Thursday 3 July 2014

Popular culture in Japan: Bilious

Nguồn tin: nguontinviet.com


IN A Tokyo nightclub Scramble, a rock band, is at full kilter, belting out songs full of nationalist bile. In “Kill Koreans”, Rariko, the band’s lead singer, calls South Korea a “filthy” country and says Koreans are trying to humiliate Japan by lying about war crimes. Flag-waving fans chant along to her hateful lyrics.


Scramble is a fringe attraction in a country where snarling xenophobia remains rare. Yet popular culture in Japan is increasingly taking up nationalist causes. Several bands have penned songs about territorial disputes with China and South Korea. The most popular film of the year eulogises wartime kamikaze pilots. Bookshop shelves in Tokyo groan with a category known as kenchu-zokan: “dislike China, hate Korea”.


Several of last year’s bestselling paperbacks belonged to the hate genre. “Introduction to China”, a manga (Japanese comic book), claims the Chinese are incapable of democracy and are the source of most of Asia’s contagious diseases. Its author Ko Bunyu, a Taiwanese-born Japanese, also develops the poisonous notion that China, not Japan, was the wartime aggressor in Asia.


Chinese school textbooks rehearse in grim detail the history of Japan’s full-scale invasion and occupation of China from 1937-45. Meanwhile, a policy of “patriotic education” fosters growing anger at Japan even as first-hand memories of the second world war fade. By contrast, Japanese textbooks skim over the war in a handful of pages of sparse fact. Yet in popular culture, history is open to all-comers. Yoshinori Kobayashi, a conservative commentator, has penned dozens of manga about Japan’s undigested history. Young Japanese have learned about the war from them.

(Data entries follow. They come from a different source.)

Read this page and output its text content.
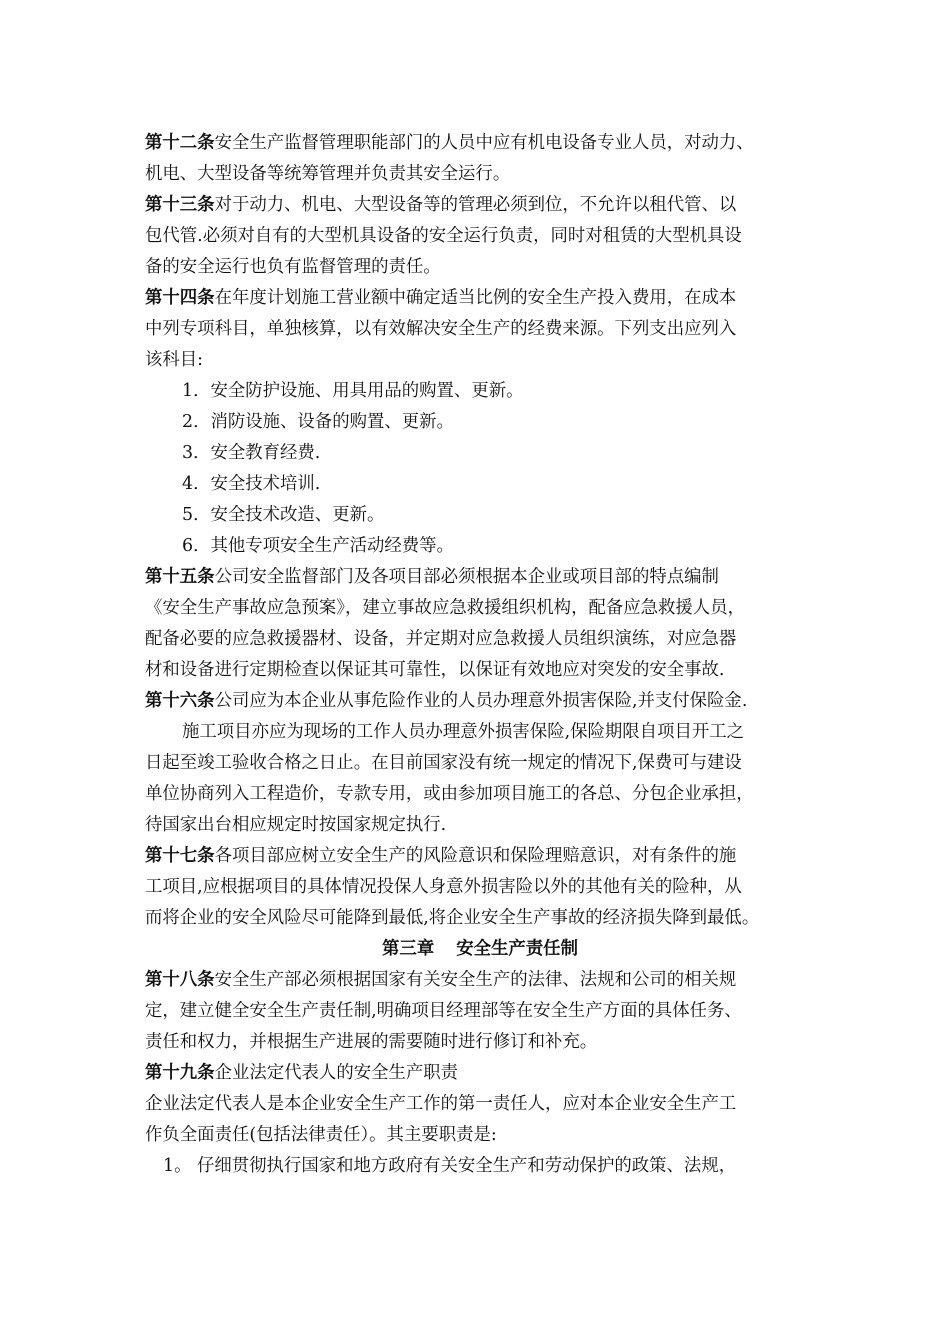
第十二条安全生产监督管理职能部门的人员中应有机电设备专业人员，对动力、
机电、大型设备等统筹管理并负责其安全运行。
第十三条对于动力、机电、大型设备等的管理必须到位，不允许以租代管、以
包代管.必须对自有的大型机具设备的安全运行负责，同时对租赁的大型机具设
备的安全运行也负有监督管理的责任。
第十四条在年度计划施工营业额中确定适当比例的安全生产投入费用，在成本
中列专项科目，单独核算，以有效解决安全生产的经费来源。下列支出应列入
该科目:
1．安全防护设施、用具用品的购置、更新。
2．消防设施、设备的购置、更新。
3．安全教育经费.
4．安全技术培训.
5．安全技术改造、更新。
6．其他专项安全生产活动经费等。
第十五条公司安全监督部门及各项目部必须根据本企业或项目部的特点编制
《安全生产事故应急预案》，建立事故应急救援组织机构，配备应急救援人员，
配备必要的应急救援器材、设备，并定期对应急救援人员组织演练，对应急器
材和设备进行定期检查以保证其可靠性，以保证有效地应对突发的安全事故.
第十六条公司应为本企业从事危险作业的人员办理意外损害保险,并支付保险金.
施工项目亦应为现场的工作人员办理意外损害保险,保险期限自项目开工之
日起至竣工验收合格之日止。在目前国家没有统一规定的情况下,保费可与建设
单位协商列入工程造价，专款专用，或由参加项目施工的各总、分包企业承担，
待国家出台相应规定时按国家规定执行.
第十七条各项目部应树立安全生产的风险意识和保险理赔意识，对有条件的施
工项目,应根据项目的具体情况投保人身意外损害险以外的其他有关的险种，从
而将企业的安全风险尽可能降到最低,将企业安全生产事故的经济损失降到最低。
第三章 安全生产责任制
第十八条安全生产部必须根据国家有关安全生产的法律、法规和公司的相关规
定，建立健全安全生产责任制,明确项目经理部等在安全生产方面的具体任务、
责任和权力，并根据生产进展的需要随时进行修订和补充。
第十九条企业法定代表人的安全生产职责
企业法定代表人是本企业安全生产工作的第一责任人，应对本企业安全生产工
作负全面责任(包括法律责任）。其主要职责是:
1。 仔细贯彻执行国家和地方政府有关安全生产和劳动保护的政策、法规，
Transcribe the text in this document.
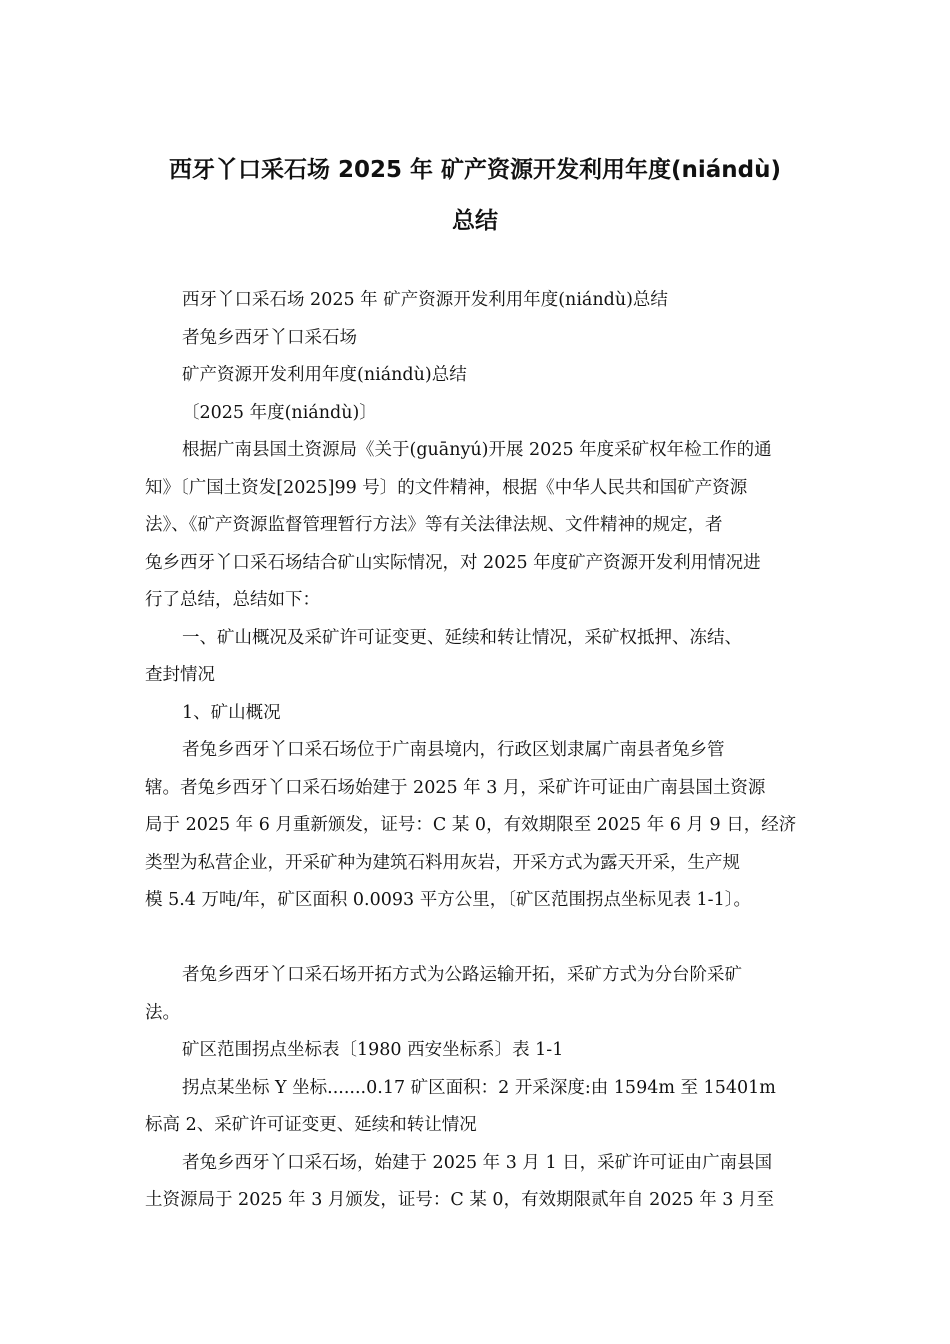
西牙丫口采石场 2025 年 矿产资源开发利用年度(niándù)
总结
西牙丫口采石场 2025 年 矿产资源开发利用年度(niándù)总结
者兔乡西牙丫口采石场
矿产资源开发利用年度(niándù)总结
〔2025 年度(niándù)〕
根据广南县国土资源局《关于(guānyú)开展 2025 年度采矿权年检工作的通
知》〔广国土资发[2025]99 号〕的文件精神，根据《中华人民共和国矿产资源
法》、《矿产资源监督管理暂行方法》等有关法律法规、文件精神的规定，者
兔乡西牙丫口采石场结合矿山实际情况，对 2025 年度矿产资源开发利用情况进
行了总结，总结如下：
一、矿山概况及采矿许可证变更、延续和转让情况，采矿权抵押、冻结、
查封情况
1、矿山概况
者兔乡西牙丫口采石场位于广南县境内，行政区划隶属广南县者兔乡管
辖。者兔乡西牙丫口采石场始建于 2025 年 3 月，采矿许可证由广南县国土资源
局于 2025 年 6 月重新颁发，证号：C 某 0，有效期限至 2025 年 6 月 9 日，经济
类型为私营企业，开采矿种为建筑石料用灰岩，开采方式为露天开采，生产规
模 5.4 万吨/年，矿区面积 0.0093 平方公里，〔矿区范围拐点坐标见表 1-1〕。
者兔乡西牙丫口采石场开拓方式为公路运输开拓，采矿方式为分台阶采矿
法。
矿区范围拐点坐标表〔1980 西安坐标系〕表 1-1
拐点某坐标 Y 坐标.......0.17 矿区面积：2 开采深度:由 1594m 至 15401m
标高 2、采矿许可证变更、延续和转让情况
者兔乡西牙丫口采石场，始建于 2025 年 3 月 1 日，采矿许可证由广南县国
土资源局于 2025 年 3 月颁发，证号：C 某 0，有效期限贰年自 2025 年 3 月至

Popular culture in Japan has not always been so nationalistic. Novelists once looked unflinchingly at wartime misdeeds. Anti-war films such as “The Harp of Burma” and “The Human Condition” are bitterly candid. But under Shinzo Abe, a nationalist prime minister—and with relentless criticism of Japan from China and South Korea—reflection has morphed into rejection. School boards have demanded that libraries remove copies of the manga “Barefoot Gen”, an anti-war classic about the atomic bombing of Hiroshima. The board of the national broadcaster, NHK, includes revisionists such as Naoki Hyakuta, a novelist who denies that the Nanjing massacre of 1937-38 ever happened.


Mr Hyakuta’s phenomenal success is a sign, says Rariko, that the tide has turned against Japan’s “masochistic” view of its history. Younger Japanese like her are fed up living under the opprobrium of events more than 70 years ago.